Peer-to-peer file sharing services such as Napster are another popular form of distributed computing. With Napster, users bypass the Web entirely and peek into individual users' computers to peruse, download and swap MP3 music files. On a peer-to-peer network (also known as "P2P"), the information available for download or for dispersal across the network is always changing as computers join or leave the network.

Peer-to-peer networking also has important implications for personal electronic payments. For example, PayPal allows users to send payment for online auctions to one another via email; while ProPay is a service that allows its members to collect credit card payments from other users. This is especially useful for small businesses who want to set up shop online.

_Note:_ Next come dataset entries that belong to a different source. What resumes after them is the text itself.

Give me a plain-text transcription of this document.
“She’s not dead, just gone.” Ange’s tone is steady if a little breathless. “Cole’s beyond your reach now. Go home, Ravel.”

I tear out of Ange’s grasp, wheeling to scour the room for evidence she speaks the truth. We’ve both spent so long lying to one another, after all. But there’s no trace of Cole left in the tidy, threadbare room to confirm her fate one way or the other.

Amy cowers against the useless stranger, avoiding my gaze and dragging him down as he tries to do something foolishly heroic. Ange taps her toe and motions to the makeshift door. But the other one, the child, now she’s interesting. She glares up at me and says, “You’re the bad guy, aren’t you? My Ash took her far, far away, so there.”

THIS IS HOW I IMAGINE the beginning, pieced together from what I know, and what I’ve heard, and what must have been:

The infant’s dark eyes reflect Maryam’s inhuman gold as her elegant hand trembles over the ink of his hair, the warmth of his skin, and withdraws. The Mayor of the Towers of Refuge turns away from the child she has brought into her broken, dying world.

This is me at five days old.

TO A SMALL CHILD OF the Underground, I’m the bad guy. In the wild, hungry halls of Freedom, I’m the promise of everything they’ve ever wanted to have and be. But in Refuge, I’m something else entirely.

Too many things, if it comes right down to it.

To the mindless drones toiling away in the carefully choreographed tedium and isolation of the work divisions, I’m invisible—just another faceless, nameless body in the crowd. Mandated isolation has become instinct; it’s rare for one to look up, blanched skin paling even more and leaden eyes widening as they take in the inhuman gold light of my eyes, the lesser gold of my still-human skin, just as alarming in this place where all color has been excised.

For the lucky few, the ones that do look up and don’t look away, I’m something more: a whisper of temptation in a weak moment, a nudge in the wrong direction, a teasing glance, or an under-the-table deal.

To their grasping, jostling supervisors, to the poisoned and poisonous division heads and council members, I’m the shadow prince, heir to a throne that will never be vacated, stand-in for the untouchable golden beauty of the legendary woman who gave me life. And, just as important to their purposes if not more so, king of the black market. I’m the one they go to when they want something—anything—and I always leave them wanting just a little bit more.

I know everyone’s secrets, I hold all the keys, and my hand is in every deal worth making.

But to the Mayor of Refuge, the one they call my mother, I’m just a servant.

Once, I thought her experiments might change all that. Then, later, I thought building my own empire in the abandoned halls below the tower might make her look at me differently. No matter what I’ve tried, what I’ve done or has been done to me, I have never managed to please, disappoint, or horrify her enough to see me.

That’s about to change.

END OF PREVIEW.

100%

Finally, machine-to-machine computing promises to revolutionize back-end business transactions. Machine-to-machine ("M2M") networks allow computers to communicate without the help of humans, thus facilitating many tedious, humanly inefficient or error-prone transactions. For example, eBay's proxy bidding system utilizes M2M to automatically place auction bids in preset increments, up to a user's specified maximum offer. An even more palpable use for M2M is in automating back-end transactions. A book distributor, for example, could determine when inventory at a particular store is low and automatically place replenishment orders. Ordinarily, a clerk would have to take inventory and manually order product, which may result in loss of potential sales. M2M could also result in increased office efficiency, because a company's computer could order printer cartridges, paper and other supplies when it senses that those supplies are getting low.

Indeed, the Internet is much more than just the Web, and a number of powerful new technologies available today promise to alter the digital landscape in much the same way as did the Web in the 1990s.